As I read Adam Reilly’s “Racial healing” article, I saw the same stereotyping that took place back in 1974, when Judge W. Arthur Garrity Jr. enforced the court order that nearly destroyed a whole generation of young people caught in the cross hairs of liberal revisionist history.
I am tired of seeing working-class families branded as racists because they wished their kids to be schooled near home.
I remember the 1983 mayoral election as an election between ideas on how to move forward in the post–Garrity Jr. age.
Yes, we’ve come a long way since Brown v. Board of Education, and since 1974 in Boston. However, neither Flynn nor King was viewed as symbols of warring community factions, as Reilly implies.
Boston, despite what some liberals believed, was never pushed over the edge, or even close to it, by racial antagonism. All that parents wanted in Roxbury or South Boston was a safe and viable public education for their children.
Flynn and King showed in 1983, and again in the pages of the Phoenix, that there is always more that unites us than divides us.
Oil slick politics
Your article on Alaskan politics may have taken a bit of an aggressive tone for some. But let that not cover up the muck that the article covered. Here’s some food for thought — or for frying, if you have access to a drill on Alaska’s northern coast: nations, regions, and locales that thrive off of the exploitation of the Earth’s natural resources, as opposed to human intellect and ingenuity, tend to produce stinking, greasy political systems the world over. So why should we be any different?

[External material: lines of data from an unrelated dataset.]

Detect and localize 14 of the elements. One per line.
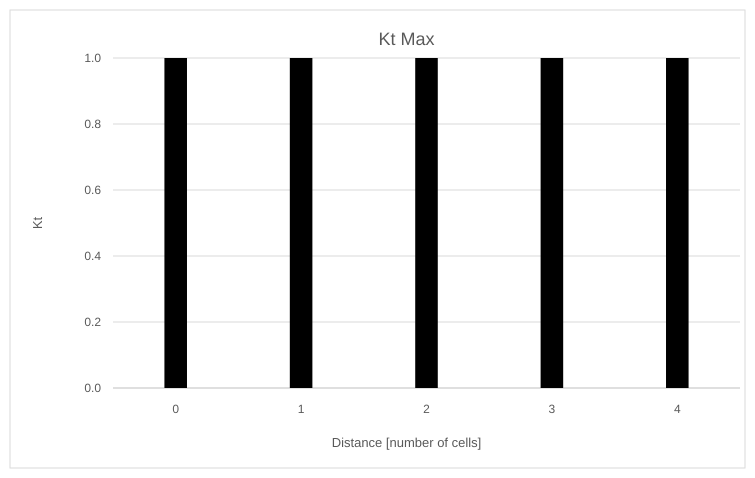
x-tick-label: 1 [298, 402, 305, 416]
x-tick-label: 0 [172, 402, 180, 416]
y-tick-label: 0.8 [84, 117, 102, 132]
x-tick-label: 2 [423, 402, 430, 416]
x-tick-label: 4 [674, 402, 681, 416]
y-tick-label: 1.0 [84, 51, 102, 66]
chart-title: Kt Max [378, 29, 435, 49]
y-axis-title: Kt [30, 216, 45, 230]
x-axis-title: Distance [number of cells] [332, 435, 482, 450]
y-tick-label: 0.6 [84, 183, 102, 198]
y-tick-label: 0.4 [84, 249, 102, 264]
y-tick-label: 0.2 [84, 315, 102, 330]
y-tick-label: 0.0 [84, 381, 102, 396]
x-tick-label: 3 [548, 402, 556, 416]
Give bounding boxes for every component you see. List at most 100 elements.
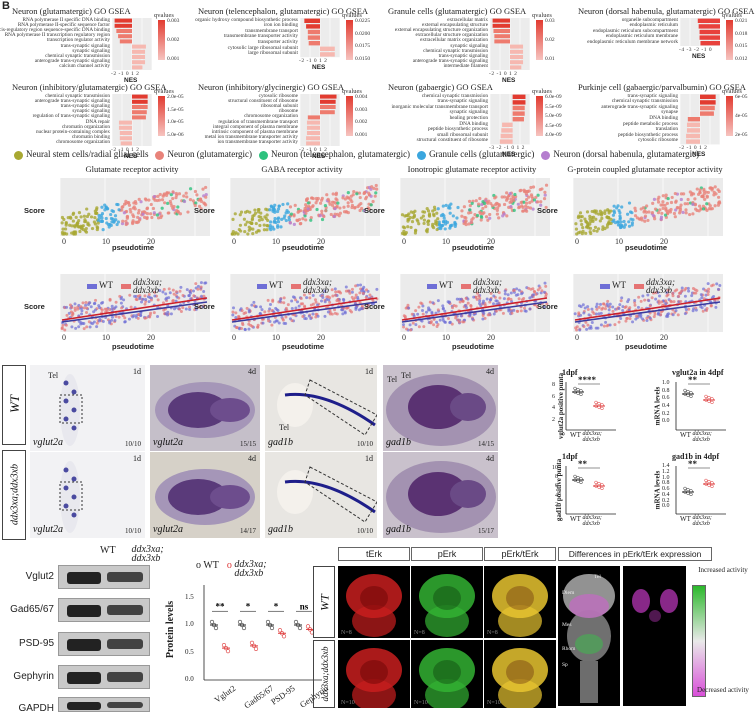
wt-point (579, 480, 583, 485)
scatter-point (234, 316, 238, 320)
scatter-point (61, 323, 65, 327)
go-term-label: regulation of transmembrane transport (218, 118, 298, 125)
scatter-point (450, 322, 454, 326)
go-panel-title: Neuron (dorsal habenula, glutamatergic) … (578, 6, 755, 16)
go-nes-bar (699, 35, 720, 40)
scatter-point (354, 305, 358, 309)
scatter-point (131, 315, 135, 319)
scatter-point (528, 307, 532, 311)
scatter-point (93, 301, 97, 305)
scatter-point (534, 195, 538, 199)
scatter-point (177, 192, 182, 196)
scatter-point (284, 315, 288, 319)
scatter-point (129, 210, 133, 214)
legend-mut-top: ddx3xa; (234, 559, 267, 570)
scatter-point (605, 225, 609, 229)
gene-label: gad1b (268, 524, 293, 535)
qvalue-tick: 0.002 (167, 37, 180, 43)
nes-ticks: -2 -1 0 1 2 (299, 147, 328, 153)
embryo-yolk (277, 383, 313, 427)
scatter-point (185, 288, 189, 292)
fit-line-mut (574, 297, 721, 321)
scatter-point (187, 294, 191, 298)
stain-spot (63, 398, 69, 404)
scatter-point (311, 312, 315, 316)
scatter-point (143, 302, 147, 306)
scatter-point (243, 229, 247, 234)
scatter-point (145, 206, 150, 210)
scatter-point (604, 320, 608, 324)
scatter-point (434, 311, 438, 315)
qvalue-tick: 1.0e-05 (167, 119, 184, 126)
scatter-point (412, 314, 416, 318)
scatter-point (573, 312, 577, 316)
scatter-point (245, 306, 249, 310)
scatter-point (478, 301, 482, 305)
wb-col-mut-bottom: ddx3xb (131, 553, 161, 564)
scatter-point (127, 201, 131, 205)
xlabel-mut-top: ddx3xa; (582, 515, 602, 521)
mut-label: ddx3xa; ddx3xb (473, 278, 502, 295)
fit-line-mut (61, 297, 208, 321)
scatter-point (344, 285, 348, 289)
n-label: N=10 (414, 700, 428, 706)
scatter-point (619, 317, 623, 321)
scatter-point (83, 229, 88, 233)
scatter-point (495, 212, 500, 216)
scatter-point (681, 210, 685, 215)
scatter-point (269, 228, 273, 232)
scatter-point (408, 215, 412, 220)
scatter-point (522, 200, 526, 204)
age-label: 1d (133, 454, 141, 463)
scatter-point (602, 324, 606, 328)
go-term-label: translation (655, 126, 678, 133)
scatter-point (656, 200, 661, 204)
qvalue-tick: 0.021 (735, 18, 748, 24)
scatter-title: G-protein coupled glutamate receptor act… (567, 164, 723, 174)
scatter-point (279, 297, 283, 301)
scatter-point (607, 308, 611, 312)
scatter-point (112, 219, 116, 223)
scatter-point (257, 229, 261, 233)
scatter-point (671, 291, 675, 295)
scatter-point (705, 202, 709, 206)
scatter-point (60, 221, 64, 225)
go-term-label: chemical synaptic transmission (45, 92, 110, 99)
scatter-point (528, 201, 532, 205)
go-nes-bar (132, 115, 146, 120)
scatter-point (359, 202, 363, 206)
scatter-point (712, 193, 716, 197)
scatter-point (156, 298, 160, 302)
scatter-point (74, 326, 78, 330)
scatter-point (665, 294, 669, 298)
scatter-point (529, 287, 533, 291)
scatter-point (113, 214, 118, 218)
scatter-point (585, 327, 589, 331)
go-nes-bar (686, 139, 700, 144)
scatter-point (409, 210, 413, 214)
scatter-point (246, 232, 250, 236)
xlabel-mut: ddx3xa; ddx3xb (583, 431, 602, 443)
scatter-point (443, 320, 447, 324)
scatter-point (82, 327, 86, 331)
scatter-point (435, 220, 439, 225)
scatter-point (580, 232, 584, 236)
scatter-point (109, 212, 113, 217)
scatter-point (88, 301, 92, 305)
scatter-point (109, 223, 113, 228)
scatter-point (95, 225, 99, 229)
scatter-point (479, 218, 483, 222)
go-nes-bar (132, 49, 146, 54)
scatter-point (335, 212, 340, 216)
scatter-point (362, 209, 366, 213)
scatter-point (360, 307, 364, 311)
scatter-point (594, 305, 598, 309)
go-panel: Neuron (inhibitory/glycinergic) GO GSEA c… (190, 82, 375, 160)
scatter-point (414, 309, 418, 313)
scatter-point (124, 219, 128, 223)
scatter-point (589, 324, 593, 328)
go-nes-bar (132, 105, 148, 109)
scatter-point (323, 203, 327, 208)
scatter-point (701, 207, 706, 211)
qvalue-tick: 0.004 (355, 94, 368, 100)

One look at Middle Eastern oil “producers” and a resurgent oil- and gas-exporting Russia should be enough to make most of us cringe. I thank God that beautiful and invaluable Alaska is nothing like the rest of the nation’s Main Street when it comes to politics. Let’s hope this dichotomy holds up for Wall Street as well, or we’d be in for a long, long ride.
I enjoyed your “Half-Baked Alaska” article. I hope Sarah Palin is going to get some additional scrutiny as well. I read a month or so ago that the documentation regarding the building/financing of her new house in Wasilla was fuzzy at best. Seeing the portion of the Matt Lauer interview in her kitchen makes me very curious.
Keep up the good work and keep looking!
Since the left is without a “message machine” of any consequence, in the spirit of balanced reporting, I look forward to the Phoenix list of America’s scariest liberals. Perhaps an entire section would be in order?
In our review of Quantum of Solace, we misspelled the name of Bond Girl Olga Kurylenko. We also stated that Casino Royale was released in 2007. In fact, it was released November 2006. We regret the errors.